The e-Stewards Electronic Recycling Certification (ERC) will use GPS to confirm that recyclers do not export hazardous e-waste.
In a press release, the company – which is the “gold standard for socially and environmentally responsible electronics recycling” – announced that they will be “making regular use of” GPS devices to make sure that certified e-Steward recyclers are performing correctly. The devices are placed into electronic equipment and tracked to their destination.
The ERC programme “was created by the environmental organisation Basel Action Network (BAN)”, who along with leaders in industry and occupational health as well as data security experts work together in the US to comply with international agreements banning the export of dangerous and toxic e-waste. It was developed after the Environmental Protection Agency (EPA) failed to meet the terms of international trade rules put in place to protect developing countries.
BAN’S e-Trash Transparency Project revealed shocking disclosures, and its recent report “Scam Recycling” found that 40 percent of the “toxic monitors and printers it delivered to US electronic recyclers” were being exported to “developing countries”, and because of this exposure it was decided that electronic trackers should be used. E-waste that ends up in developing countries results in “illegal trade”, and by using the GPS trackers BAN established that much of the US e-waste was ending up in a “little known area of Hong Kong, known as New Territories”, exposing not only the soil and environment but also the workers to mercury and toner dust.

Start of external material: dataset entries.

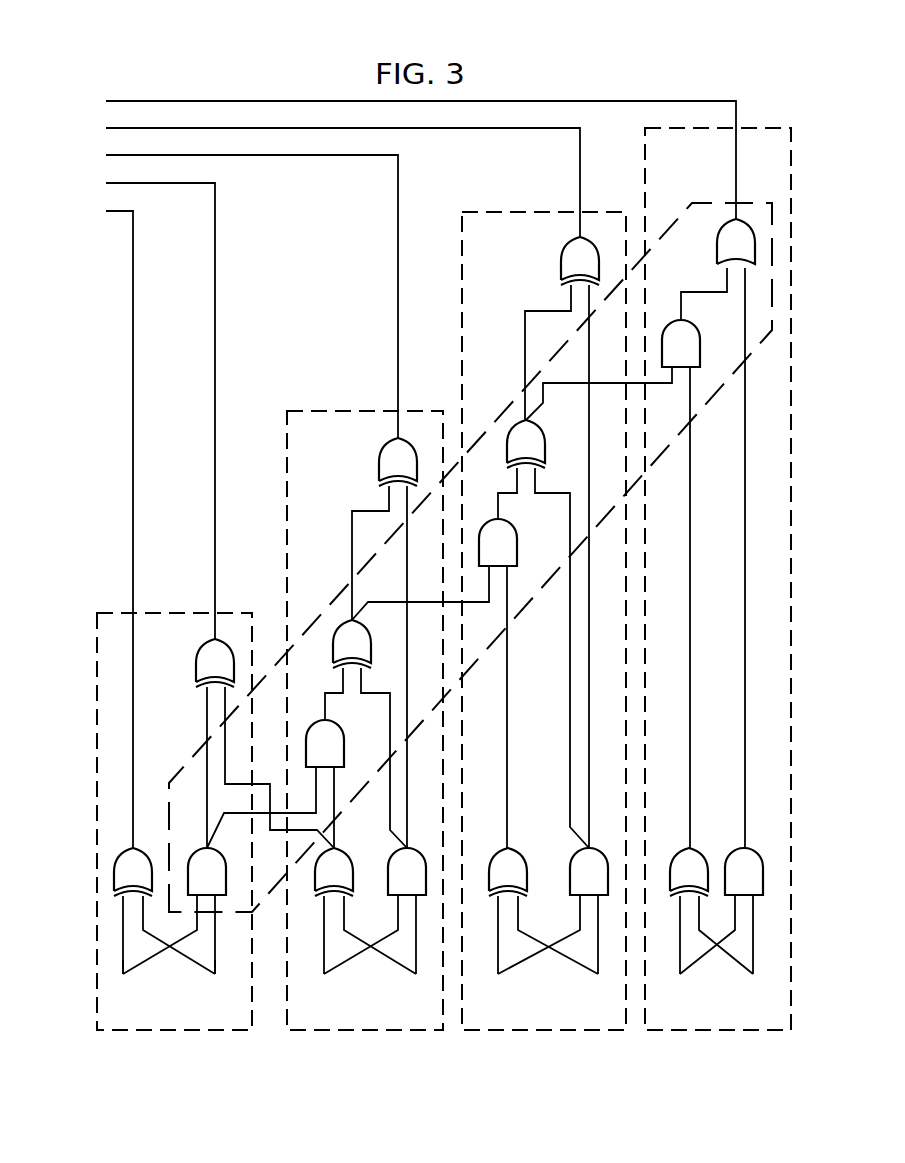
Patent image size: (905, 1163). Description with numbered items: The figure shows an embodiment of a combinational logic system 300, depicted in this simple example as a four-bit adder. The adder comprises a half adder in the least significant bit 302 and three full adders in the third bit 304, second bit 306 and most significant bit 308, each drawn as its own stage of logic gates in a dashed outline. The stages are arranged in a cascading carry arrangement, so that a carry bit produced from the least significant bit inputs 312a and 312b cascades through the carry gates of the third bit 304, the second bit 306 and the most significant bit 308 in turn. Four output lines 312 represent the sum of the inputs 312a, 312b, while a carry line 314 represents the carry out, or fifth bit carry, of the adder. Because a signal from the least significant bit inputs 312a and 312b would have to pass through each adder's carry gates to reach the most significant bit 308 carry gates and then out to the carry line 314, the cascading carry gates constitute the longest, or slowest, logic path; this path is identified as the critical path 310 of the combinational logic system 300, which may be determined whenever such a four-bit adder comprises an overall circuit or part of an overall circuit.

The combinational logic system 300 is at (633, 62).
The least significant bit 302 is at (162, 1031).
The third bit 304 is at (352, 1031).
The second bit 306 is at (555, 1031).
The most significant bit 308 is at (718, 1031).
The critical path 310 is at (750, 200).
The output lines 312 is at (97, 125).
The least significant bit input 312a is at (127, 976).
The least significant bit input 312b is at (212, 976).
The carry line 314 is at (128, 100).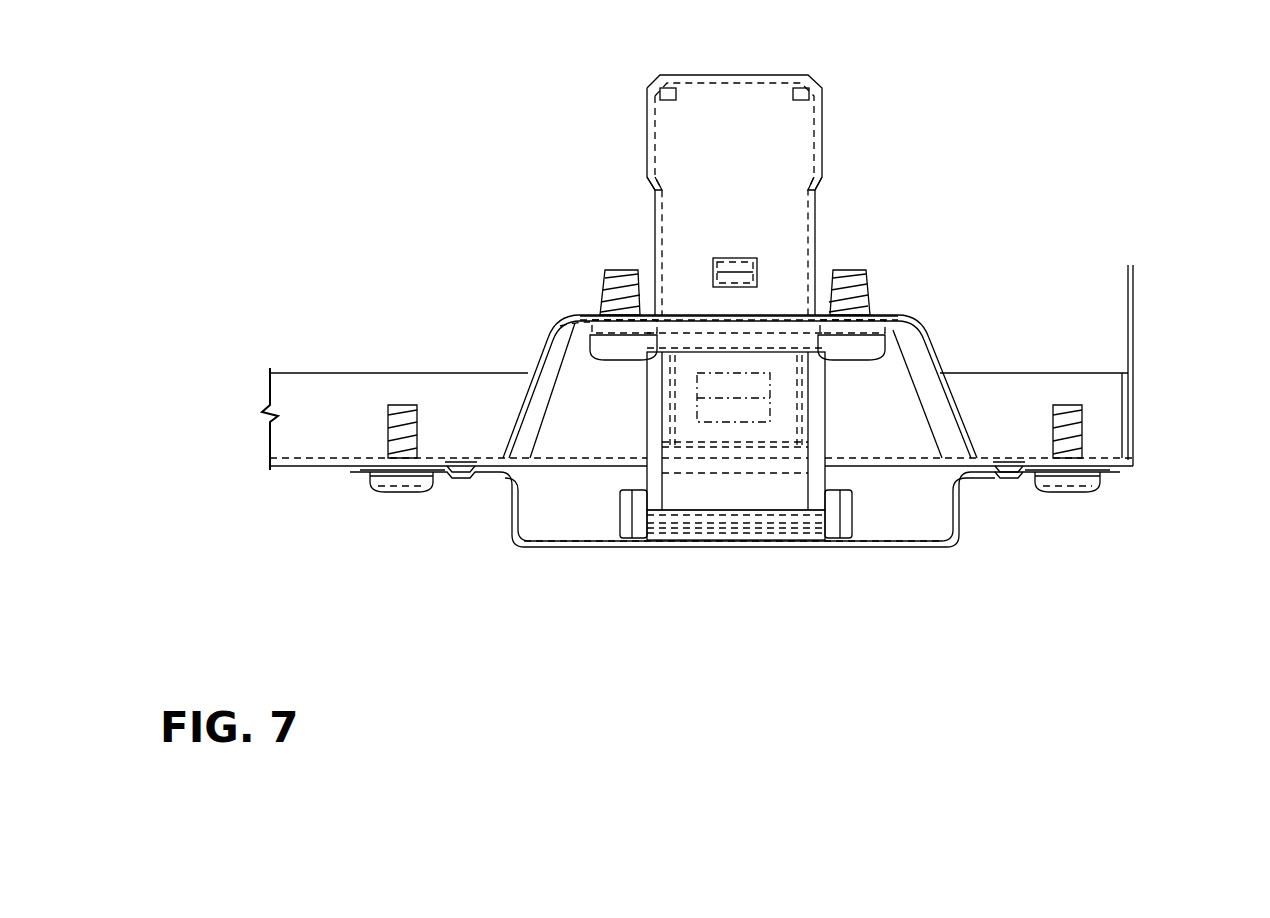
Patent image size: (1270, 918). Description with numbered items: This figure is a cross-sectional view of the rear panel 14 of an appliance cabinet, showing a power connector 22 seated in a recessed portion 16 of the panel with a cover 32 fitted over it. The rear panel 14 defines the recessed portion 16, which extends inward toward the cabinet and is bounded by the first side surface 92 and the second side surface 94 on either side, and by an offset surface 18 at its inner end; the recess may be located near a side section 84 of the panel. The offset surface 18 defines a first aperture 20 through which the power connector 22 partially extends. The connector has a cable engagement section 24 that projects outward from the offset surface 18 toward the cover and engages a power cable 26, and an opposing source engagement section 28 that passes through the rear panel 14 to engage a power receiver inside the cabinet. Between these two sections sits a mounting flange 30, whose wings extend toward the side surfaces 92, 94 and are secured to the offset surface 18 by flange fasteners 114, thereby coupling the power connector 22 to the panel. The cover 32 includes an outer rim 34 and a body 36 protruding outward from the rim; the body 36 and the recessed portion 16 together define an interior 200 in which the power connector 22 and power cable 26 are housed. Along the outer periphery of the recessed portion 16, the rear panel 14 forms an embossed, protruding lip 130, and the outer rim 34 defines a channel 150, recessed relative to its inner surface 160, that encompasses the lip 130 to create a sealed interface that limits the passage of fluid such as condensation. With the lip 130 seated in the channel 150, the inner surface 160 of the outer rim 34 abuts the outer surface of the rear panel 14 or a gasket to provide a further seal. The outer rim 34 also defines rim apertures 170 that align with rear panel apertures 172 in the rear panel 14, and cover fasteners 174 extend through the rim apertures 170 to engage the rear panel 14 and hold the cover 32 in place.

Of the documented exports that were found to be exporting the waste, most were found to be “R2 certified or uncertified recyclers”, and one e-Steward Certified Recycler from Seattle was caught out as cheating on the e-Steward Standard, causing immediate “withdrawal” of its certification and the “decision to further enhance enforcement of the gold standard by making routine use of trackers”
Sarah Westervelt, Policy Director of the e-Stewards programme, said: “Sadly, once the auditor is gone, it is far too easy for unscrupulous recyclers to fill containers and ship hazardous e-waste to developing countries in contravention of international law. But e-Stewards recyclers want to be ‘caught doing the right thing’. At our recent recycler meeting, they unanimously endorsed the idea of the ongoing use of trackers.”
The new technology has been praised by an industry leader, and an editorial in e-Scrap News had a quote from Henri Pierre Salle, the former President of the Independent Association of Accredited Registrars (IAAR), who said: “The end users/customers of any industry-specific scheme should expect and demand measurement of outcomes. Committed scheme owners must be prepared to take measures to prove the implied or promised outcome of its requirements. In my opinion, the Basel Action Network’s (BAN) e-Stewards Certification Programme comes closest to proving the outcome of proper final e-waste disposal.”
The “e-Stewards Certification is now the only electronics recycling certification in the world that utilises GPS tracking technology to verify performance”.